Кроме одного средства. Того, что само себе было назначено Андреем. В конце концов, никто ничего не терял.

Валерон покорно ждал, сопя и что-то подвывая себе под нос. Андрей медлил. Кипяток в кружке медленно парил и остывал.

– Ну так чо?! – не выдержал паузы Валерон.

– Слушай, мудила, если ты еще хотя бы раз вильнешь своей жопой и заставишь меня глотать пыль, я брошу все. Я похерю что угодно, кину все свои дела, но приду к тебе и испоганю твою жизнь навеки. Ты станешь бичом, Валера. Слышишь меня?

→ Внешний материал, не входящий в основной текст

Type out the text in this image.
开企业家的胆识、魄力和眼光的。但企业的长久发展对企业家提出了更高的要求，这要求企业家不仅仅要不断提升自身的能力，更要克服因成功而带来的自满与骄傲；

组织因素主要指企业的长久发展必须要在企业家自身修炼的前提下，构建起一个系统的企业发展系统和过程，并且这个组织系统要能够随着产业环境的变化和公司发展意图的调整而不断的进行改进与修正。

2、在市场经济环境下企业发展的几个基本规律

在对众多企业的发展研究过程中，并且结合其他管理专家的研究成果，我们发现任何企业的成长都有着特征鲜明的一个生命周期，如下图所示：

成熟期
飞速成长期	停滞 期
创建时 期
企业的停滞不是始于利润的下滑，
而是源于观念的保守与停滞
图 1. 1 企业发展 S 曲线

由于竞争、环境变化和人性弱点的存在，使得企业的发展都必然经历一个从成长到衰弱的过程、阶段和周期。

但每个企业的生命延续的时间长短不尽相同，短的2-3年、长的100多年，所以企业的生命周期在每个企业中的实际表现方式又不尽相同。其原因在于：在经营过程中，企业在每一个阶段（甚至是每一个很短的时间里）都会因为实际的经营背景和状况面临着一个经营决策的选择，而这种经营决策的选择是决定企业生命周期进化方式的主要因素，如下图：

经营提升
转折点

Ты не сможешь оправдываться своим беззубым ртом. Ты жрать не сможешь с одной почкой и язвой. Ты, сука, подыхать будешь долго и нудно, у меня под окнами, ты понял?!

Валерон что-то такое уяснил, по крайней мере его голос утратил свою бравурность и напористость.

– Да понял я, – глухо и вместе с тем облегченно произнес он, принимая новую для него реальность. Реальность, в которой они теперь уже не друзья. Не такие, какими он их считал ранее. Отныне, так получалось, он теперь повязан некой клятвой с угрюмым и зловещим теневиком, способным в мгновение ока лишить его всего. Эта новая реальность заменила прежнюю, что нежно пестовалась Валероном, казавшуюся такой незыблемой, простой и удобной.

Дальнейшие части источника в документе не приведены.